Mary Lyon Medal 2020 – Alastair Wilson
Alastair Wilson is a Professor of Evolutionary Biology at Exeter University. His research focuses on trying to understand how genetic and ecological processes interact to determine the evolutionary dynamics of traits under selection.
Alastair completed an undergraduate degree at Cambridge and an MSc at King’s College London before moving to Canada to study for a PhD in zoology at the University of Guelph. In Guelph, his PhD work on the population genetic structure of wild salmonids led to an interest in using molecular markers to infer family structures as a stepping stone to applying quantitative genetic analyses. This interest in the genetics of complex traits was cemented by a postdoc at the University of Edinburgh, after which he was awarded a NERC Independent fellowship and, then a BBSRC David Phillips Fellowship. He moved to the Centre for Ecology and Conservation at Exeter’s Cornwall campus in 2012.

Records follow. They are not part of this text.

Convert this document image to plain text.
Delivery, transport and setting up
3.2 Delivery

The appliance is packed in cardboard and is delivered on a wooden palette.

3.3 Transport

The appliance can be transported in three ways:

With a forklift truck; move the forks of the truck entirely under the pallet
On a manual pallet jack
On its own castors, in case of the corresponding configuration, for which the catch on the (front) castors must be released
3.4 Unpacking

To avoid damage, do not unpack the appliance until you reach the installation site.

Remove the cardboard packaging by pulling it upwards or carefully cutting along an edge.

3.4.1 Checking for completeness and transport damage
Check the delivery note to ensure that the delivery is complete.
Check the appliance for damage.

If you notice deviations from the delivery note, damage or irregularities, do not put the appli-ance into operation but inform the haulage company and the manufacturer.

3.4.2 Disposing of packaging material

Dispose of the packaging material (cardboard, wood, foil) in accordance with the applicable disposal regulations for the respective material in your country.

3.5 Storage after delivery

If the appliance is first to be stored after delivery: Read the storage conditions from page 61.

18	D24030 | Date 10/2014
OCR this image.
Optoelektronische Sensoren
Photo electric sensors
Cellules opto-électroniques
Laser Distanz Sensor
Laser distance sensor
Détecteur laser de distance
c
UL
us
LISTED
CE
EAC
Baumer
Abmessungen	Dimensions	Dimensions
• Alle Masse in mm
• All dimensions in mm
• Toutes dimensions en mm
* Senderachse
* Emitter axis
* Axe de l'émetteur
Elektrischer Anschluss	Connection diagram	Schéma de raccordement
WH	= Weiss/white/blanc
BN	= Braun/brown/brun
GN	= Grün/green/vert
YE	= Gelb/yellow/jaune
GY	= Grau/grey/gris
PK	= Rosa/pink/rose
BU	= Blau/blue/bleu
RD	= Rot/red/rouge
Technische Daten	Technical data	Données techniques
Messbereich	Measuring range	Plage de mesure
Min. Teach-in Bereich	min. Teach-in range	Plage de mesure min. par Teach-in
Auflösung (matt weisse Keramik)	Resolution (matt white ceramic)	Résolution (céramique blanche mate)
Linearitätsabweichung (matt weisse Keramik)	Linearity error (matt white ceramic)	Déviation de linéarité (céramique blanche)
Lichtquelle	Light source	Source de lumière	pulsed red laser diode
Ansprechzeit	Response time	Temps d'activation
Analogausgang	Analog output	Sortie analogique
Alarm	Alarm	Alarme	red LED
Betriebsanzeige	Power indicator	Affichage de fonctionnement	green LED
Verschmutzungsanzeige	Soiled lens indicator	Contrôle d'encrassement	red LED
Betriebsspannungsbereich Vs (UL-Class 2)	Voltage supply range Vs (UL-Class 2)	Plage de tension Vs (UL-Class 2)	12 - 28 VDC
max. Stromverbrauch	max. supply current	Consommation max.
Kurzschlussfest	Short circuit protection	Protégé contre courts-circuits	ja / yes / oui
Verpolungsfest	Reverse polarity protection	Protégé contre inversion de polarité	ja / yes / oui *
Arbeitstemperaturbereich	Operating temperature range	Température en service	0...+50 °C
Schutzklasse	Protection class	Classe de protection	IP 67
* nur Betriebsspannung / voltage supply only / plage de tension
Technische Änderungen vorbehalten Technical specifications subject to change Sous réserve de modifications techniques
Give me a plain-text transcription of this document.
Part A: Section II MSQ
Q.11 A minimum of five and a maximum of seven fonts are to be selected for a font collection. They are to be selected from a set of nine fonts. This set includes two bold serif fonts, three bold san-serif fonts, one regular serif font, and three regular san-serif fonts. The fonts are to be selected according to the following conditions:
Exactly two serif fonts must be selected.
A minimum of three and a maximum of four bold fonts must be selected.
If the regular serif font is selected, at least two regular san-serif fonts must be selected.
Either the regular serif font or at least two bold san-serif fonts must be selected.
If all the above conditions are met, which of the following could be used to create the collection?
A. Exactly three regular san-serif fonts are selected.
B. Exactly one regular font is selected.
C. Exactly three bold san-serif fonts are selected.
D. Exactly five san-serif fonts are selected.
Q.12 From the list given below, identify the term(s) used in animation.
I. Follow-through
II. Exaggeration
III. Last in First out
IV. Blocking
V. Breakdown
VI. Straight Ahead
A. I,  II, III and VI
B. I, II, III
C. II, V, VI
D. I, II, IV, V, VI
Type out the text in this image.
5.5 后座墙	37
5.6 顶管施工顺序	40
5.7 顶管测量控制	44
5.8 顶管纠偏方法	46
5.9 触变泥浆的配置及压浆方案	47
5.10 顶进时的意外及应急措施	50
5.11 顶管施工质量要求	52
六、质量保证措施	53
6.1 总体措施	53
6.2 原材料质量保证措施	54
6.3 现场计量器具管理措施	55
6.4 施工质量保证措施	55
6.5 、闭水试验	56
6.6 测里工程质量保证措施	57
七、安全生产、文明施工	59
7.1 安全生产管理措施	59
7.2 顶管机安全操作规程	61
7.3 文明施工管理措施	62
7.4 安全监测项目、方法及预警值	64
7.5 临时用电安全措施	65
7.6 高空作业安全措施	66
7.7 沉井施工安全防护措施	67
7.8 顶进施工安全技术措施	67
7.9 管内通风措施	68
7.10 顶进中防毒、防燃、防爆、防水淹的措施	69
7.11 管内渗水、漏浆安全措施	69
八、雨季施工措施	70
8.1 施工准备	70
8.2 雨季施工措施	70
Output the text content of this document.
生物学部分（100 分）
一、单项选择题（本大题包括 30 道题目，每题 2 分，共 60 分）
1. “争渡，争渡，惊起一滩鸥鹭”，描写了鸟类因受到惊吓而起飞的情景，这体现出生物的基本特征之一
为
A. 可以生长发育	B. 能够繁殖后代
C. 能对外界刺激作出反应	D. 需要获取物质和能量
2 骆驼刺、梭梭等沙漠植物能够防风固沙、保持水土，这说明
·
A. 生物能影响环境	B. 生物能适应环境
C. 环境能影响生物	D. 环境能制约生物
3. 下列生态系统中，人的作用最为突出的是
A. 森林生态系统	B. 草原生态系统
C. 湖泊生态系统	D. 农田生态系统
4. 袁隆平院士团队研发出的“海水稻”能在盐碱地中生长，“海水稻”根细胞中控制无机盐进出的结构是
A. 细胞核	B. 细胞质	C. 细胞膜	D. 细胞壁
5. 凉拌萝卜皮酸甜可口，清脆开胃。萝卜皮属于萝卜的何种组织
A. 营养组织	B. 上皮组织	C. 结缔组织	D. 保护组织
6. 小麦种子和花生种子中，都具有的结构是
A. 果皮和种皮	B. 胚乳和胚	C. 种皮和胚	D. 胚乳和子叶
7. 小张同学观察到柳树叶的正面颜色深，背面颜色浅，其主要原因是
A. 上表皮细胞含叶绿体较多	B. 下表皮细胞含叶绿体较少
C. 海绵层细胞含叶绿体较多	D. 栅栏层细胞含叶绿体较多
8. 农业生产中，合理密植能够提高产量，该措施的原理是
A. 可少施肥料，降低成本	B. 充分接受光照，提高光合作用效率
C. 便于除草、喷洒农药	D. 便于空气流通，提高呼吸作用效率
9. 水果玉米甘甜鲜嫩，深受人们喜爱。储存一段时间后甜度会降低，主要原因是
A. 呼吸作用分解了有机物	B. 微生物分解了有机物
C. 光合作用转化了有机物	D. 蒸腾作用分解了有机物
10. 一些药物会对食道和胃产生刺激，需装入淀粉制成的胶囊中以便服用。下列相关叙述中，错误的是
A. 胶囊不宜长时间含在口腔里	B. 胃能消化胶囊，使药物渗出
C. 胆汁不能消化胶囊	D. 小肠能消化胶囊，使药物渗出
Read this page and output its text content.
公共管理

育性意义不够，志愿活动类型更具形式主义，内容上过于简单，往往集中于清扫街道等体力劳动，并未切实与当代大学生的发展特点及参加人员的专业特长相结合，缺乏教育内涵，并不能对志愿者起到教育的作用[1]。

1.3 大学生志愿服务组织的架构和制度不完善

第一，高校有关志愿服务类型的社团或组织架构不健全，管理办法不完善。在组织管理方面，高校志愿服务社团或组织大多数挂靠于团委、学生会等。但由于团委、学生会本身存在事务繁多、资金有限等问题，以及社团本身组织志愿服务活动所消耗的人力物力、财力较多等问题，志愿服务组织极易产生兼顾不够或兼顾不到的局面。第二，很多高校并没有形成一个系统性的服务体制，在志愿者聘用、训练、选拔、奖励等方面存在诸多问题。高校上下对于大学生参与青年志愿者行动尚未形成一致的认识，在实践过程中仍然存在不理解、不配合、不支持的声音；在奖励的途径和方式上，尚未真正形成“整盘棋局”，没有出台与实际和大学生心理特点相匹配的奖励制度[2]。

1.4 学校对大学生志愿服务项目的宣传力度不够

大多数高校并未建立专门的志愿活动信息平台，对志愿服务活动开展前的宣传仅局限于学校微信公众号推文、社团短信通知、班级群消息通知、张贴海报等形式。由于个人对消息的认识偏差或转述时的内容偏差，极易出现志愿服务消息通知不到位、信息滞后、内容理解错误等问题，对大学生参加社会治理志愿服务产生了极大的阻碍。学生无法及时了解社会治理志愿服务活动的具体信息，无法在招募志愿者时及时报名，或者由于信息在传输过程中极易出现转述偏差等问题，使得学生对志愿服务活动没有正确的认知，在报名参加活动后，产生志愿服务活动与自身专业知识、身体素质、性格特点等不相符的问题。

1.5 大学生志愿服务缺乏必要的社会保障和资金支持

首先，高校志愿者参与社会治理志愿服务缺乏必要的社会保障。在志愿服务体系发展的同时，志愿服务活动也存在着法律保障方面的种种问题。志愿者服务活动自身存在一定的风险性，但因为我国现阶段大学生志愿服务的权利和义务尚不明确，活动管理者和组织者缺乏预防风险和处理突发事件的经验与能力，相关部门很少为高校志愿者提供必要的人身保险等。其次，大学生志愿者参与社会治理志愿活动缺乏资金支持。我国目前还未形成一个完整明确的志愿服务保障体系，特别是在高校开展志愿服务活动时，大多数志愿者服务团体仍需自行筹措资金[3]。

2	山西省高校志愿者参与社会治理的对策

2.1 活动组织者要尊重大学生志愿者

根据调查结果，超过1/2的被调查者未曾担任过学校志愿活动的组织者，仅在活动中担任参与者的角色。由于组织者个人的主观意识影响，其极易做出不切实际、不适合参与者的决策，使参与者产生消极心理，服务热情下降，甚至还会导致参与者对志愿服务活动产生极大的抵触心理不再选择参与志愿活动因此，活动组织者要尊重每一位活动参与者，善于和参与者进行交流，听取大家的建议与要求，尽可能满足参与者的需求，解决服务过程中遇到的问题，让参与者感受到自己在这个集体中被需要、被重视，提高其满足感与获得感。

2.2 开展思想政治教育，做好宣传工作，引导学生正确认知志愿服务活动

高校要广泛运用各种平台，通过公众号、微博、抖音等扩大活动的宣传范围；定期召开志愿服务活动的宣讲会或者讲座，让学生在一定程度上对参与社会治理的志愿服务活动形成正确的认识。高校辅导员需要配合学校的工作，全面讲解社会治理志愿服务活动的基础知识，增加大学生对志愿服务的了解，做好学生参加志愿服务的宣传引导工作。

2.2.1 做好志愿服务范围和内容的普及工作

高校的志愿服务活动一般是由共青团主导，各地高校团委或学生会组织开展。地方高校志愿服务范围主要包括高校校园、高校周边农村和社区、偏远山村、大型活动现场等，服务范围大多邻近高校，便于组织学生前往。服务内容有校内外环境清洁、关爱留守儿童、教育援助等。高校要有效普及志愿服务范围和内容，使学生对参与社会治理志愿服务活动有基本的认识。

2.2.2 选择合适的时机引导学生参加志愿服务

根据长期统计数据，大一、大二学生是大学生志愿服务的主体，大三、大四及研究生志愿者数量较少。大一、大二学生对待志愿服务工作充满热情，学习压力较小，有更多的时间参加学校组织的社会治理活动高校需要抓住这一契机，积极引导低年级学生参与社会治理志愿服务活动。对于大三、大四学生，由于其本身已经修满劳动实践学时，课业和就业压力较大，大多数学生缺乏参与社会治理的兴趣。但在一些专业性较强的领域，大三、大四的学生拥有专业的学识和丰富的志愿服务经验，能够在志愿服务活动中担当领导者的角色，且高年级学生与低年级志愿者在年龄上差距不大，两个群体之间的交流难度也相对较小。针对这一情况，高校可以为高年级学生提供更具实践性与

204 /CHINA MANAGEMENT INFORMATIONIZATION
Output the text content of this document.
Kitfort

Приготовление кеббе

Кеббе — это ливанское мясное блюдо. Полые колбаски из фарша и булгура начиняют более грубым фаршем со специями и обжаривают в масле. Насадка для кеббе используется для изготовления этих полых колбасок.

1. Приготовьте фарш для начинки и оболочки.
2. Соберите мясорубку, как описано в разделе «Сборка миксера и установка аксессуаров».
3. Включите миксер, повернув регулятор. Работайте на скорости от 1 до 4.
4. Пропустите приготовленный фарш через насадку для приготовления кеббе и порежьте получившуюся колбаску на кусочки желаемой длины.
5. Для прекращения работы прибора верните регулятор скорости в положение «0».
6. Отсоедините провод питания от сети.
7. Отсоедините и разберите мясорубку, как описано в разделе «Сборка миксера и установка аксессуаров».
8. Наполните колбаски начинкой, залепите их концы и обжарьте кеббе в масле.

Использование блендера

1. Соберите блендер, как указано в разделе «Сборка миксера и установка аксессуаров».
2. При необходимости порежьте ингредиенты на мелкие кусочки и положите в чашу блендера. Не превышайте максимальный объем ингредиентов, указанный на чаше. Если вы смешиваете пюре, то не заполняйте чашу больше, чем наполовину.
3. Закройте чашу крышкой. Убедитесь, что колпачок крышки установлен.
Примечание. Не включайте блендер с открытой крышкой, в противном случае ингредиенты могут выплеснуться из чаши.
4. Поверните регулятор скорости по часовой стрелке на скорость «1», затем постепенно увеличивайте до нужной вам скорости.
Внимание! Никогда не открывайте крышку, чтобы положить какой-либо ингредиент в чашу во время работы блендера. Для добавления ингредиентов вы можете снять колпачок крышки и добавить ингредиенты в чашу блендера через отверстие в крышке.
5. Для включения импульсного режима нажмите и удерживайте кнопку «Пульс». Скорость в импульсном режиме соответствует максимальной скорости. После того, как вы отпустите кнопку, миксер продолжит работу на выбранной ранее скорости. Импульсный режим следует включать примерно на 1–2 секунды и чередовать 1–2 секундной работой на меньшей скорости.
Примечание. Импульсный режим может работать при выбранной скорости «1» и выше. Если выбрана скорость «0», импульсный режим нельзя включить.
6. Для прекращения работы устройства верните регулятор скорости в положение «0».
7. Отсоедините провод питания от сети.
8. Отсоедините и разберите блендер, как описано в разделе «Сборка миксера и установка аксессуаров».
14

Current projects in the group continue the theme, trying to understand how phenotypes evolve under selection and – in particular- to investigate why they sometimes do not. He uses a range of laboratory models, livestock systems, and wild vertebrate populations. With a particular emphasis on the role of social behaviours in mediating multivariate evolution, his present research might best be summarised as using quantitative genetics to answer questions in behavioural ecology.
Alastair will present his lecture in the Autumn of 2020.